Upton describes hosting company and horseback riding, especially riding “three mighty mean horses”; on her family camping trip to the Rockies, she rode a horse “that the people up town won’t ride”. She tells Benton about the town’s weekly Literary Society, “one excitement of our life”:
“They run a paper, different editors each week, the paper is nothing but lemons slams + knocks. Then they have readings + a debate. I am on this week. Resolved that, ‘The horse is more useful than the car.’ Sounds foolish but lots of room for argument.”

Most excitingly, Upton witnessed a near-shootout in downtown Solano:

“We had two shooting scrapes in one day this week + as I happened to be in town when the first started up, I came near not getting home. A Texan sheriff came in after a saloon keeper, the saloon keeper swiped a horse and beat it out of town with a 30-30 across his saddle. After him two sheriffs with six shooters drawn, then five minutes later four more joining the party[.] The man headed right for the canyon and of course we couldn’t go home on account of possible shooting. Same night our town blacksmith got drunk and went after the Texan sheriff on an old score and shot up town some before he was arrested.”

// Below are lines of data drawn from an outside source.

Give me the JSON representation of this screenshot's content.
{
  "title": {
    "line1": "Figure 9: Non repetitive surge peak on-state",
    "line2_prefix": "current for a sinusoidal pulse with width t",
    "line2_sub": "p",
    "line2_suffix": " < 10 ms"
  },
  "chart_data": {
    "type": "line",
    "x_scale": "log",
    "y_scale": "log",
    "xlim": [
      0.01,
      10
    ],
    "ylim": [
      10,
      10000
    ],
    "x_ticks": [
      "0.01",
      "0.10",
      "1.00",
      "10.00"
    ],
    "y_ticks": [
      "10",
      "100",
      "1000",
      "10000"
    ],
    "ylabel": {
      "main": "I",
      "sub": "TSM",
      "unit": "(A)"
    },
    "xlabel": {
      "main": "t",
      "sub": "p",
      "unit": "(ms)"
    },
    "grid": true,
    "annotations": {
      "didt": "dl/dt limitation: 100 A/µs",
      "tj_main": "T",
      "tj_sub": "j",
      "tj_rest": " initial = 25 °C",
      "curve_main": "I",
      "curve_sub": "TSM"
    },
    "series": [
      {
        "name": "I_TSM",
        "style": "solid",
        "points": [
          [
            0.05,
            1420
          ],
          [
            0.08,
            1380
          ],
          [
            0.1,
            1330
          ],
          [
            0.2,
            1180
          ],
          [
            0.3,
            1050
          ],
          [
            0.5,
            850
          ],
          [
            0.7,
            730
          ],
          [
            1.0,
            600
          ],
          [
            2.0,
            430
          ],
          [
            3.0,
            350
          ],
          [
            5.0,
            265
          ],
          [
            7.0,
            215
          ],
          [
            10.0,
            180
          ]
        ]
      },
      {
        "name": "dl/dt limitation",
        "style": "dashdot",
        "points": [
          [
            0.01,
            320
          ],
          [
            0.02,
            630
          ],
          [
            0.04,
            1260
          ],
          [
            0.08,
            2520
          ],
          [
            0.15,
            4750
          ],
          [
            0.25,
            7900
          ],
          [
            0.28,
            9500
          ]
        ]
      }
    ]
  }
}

This incident was apparently totally overshadowed in the press by a shooting in June of that year, when Joe Melugin killed his employee Daniel Archuleta over an argument about Melugin’s wife.[1] From the casual way Upton speaks about the shootout, then immediately pivots to the weather, it seems that these sorts of events might not have been unusual for Solano.

Of interest to historians of New Mexico, especially life in its mining and ranching communities.

[1] “A Fatal Quarrel, Daniel Archuleta Mortally Wounded at Solano on Thursday Morning,” The Spanish American, June 13, 1908, 1.